Increase in occurrences
The case of Curitiba is investigated by Nuciber (Núcleo de Combate aos Cibercrimes), of the Civil Police of Paraná, which points to an increase in this type of crime in the state.
According to the chief delegate, José Barreto, threats and hate crimes are the most common crimes linked to spoofing.
“We see many threats and hate crimes being committed through this practice, including in the political environment”, he says.
However, there is not a closed number of occurrences, because this type of crime does not have a specific criminal classification, that is, when a spoofing practice occurs, the offense committed through it is recorded (threat, theft, misrepresentation).
In addition, says the delegate, spoofing is also used to steal personal data and happens, for example, when a user clicks on a link sent by a sender he considers to be trustworthy.
Santin, from PUCPR, says that to protect themselves it is important that the user uses servers that offer authentication services. This is what is called “end-to-end encryption”.
This is a data transmission method that allows only the sender and recipient to read messages.
Through it, the data is encrypted in the sender’s system. Only the intended recipient will be able to break the code. No one other than the two correspondents will be able to read the message or change it.

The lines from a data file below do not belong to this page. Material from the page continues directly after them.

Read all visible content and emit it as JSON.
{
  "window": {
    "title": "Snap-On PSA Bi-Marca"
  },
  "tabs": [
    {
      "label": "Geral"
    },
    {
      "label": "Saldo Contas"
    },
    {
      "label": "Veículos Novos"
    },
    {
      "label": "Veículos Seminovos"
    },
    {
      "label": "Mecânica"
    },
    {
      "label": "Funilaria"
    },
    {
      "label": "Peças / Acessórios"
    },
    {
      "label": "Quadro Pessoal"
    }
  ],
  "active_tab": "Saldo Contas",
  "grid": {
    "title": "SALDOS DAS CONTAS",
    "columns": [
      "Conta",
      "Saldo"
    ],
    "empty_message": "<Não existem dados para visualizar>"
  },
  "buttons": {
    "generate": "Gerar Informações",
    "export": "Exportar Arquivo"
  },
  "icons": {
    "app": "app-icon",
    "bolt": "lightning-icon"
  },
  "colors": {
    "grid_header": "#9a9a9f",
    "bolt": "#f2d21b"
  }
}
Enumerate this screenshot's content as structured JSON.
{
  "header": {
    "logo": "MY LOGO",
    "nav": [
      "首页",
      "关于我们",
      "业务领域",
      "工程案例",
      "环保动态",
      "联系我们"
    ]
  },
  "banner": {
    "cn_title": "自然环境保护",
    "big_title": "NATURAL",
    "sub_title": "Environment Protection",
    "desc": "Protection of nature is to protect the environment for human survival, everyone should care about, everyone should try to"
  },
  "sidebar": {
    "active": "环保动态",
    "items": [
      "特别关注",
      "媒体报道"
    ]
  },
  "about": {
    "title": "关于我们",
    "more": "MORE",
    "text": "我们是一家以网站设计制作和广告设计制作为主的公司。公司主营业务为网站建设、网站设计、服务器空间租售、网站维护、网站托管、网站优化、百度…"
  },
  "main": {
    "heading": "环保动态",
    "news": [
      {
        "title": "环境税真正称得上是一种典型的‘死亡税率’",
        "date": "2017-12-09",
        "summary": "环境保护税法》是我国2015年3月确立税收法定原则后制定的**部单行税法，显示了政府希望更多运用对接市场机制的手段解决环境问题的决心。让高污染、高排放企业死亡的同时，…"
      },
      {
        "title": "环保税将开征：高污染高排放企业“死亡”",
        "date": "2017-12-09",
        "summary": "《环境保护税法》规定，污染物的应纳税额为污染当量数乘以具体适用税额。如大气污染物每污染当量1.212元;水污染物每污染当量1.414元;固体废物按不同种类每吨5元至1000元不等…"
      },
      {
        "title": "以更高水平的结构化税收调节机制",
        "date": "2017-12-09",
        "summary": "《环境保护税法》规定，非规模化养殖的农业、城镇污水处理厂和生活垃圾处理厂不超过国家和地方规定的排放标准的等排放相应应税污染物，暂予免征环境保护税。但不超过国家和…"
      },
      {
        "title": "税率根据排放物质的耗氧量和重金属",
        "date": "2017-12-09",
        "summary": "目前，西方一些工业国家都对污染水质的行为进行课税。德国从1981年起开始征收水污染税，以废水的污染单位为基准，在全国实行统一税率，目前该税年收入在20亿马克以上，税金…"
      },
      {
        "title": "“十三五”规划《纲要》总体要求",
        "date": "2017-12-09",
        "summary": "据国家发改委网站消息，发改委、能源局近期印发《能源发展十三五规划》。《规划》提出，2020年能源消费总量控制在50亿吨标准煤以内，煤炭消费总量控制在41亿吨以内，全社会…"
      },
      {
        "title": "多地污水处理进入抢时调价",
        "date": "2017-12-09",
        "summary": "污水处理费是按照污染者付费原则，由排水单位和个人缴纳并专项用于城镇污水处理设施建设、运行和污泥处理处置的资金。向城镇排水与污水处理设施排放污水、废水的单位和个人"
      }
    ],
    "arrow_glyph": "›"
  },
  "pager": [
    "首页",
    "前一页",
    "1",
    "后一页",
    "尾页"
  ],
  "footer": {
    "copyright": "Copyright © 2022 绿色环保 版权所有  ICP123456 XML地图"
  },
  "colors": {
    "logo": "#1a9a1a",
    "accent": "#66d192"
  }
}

Which is? It consists of changing the address and sender of an email, allowing the criminal to impersonate a person, company, entity or government agency
how happens to falsification? Changing an email sender is not complex. In webmail, for example, it is not possible to rename the sender, but in services like Outlook, it is possible. In many cases, the sender is changed in order to facilitate the organization of email responses, such as when someone sends a message on behalf of an entity, for example, and does not want the response to come to him (individual), but to the entity’s address. However, the practice can be used for criminal purposes.
What kind of tools does a criminal use in practice? A server that does not perform authentication protocols. Anonymous servers accept and send emails that are not authenticated. These are server networks that do not use authentication protocols.
In addition, the criminal uses a VPN, a virtual private network that makes it possible to establish a secure network connection when using public networks. They encrypt internet traffic and disguise online identity
What is the main objective of those who use this practice? It is impersonating a person or entity. Through this practice, it is possible to camouflage the true sender and commit various types of crimes, including data theft, which happens, for example, when the user clicks on a link sent by an email that he/she judged to be safe. It is also used for the propagation of threats and hate crimes.
Is Spoofing considered a crime? Which? Yes, crimes such as ideological falsehood, provided for in article 299 of the Penal Code, can be committed; data theft, provided for in article 155; crime of threat, provided for in article 147, among others
Is it possible to identify a criminal who sends a spoofing email? There is the possibility of identifying the criminal, but it is a complex process. When someone uses a VPN, they always leave a trail, but the identification depends on accessing the logs of the server that sent the email.
How is a spoofing crime investigated? The police do not reveal the step-by-step of an investigation, but explain that the first is to analyze the source code of the email message to verify that the sender is really who he says he is. Then we try to identify the real sender
How to protect yourself from spoofing emails? Using servers that perform authentication protocols. Larger email services like Gmail, Outlook, ProtonMail, AOL, Zoho Mail, iCloud Mail and Yahoo! Mail, for example, offer this safety net. If a spoofing is sent and these servers do not recognize the origin server as safe, they send the message to the spam box.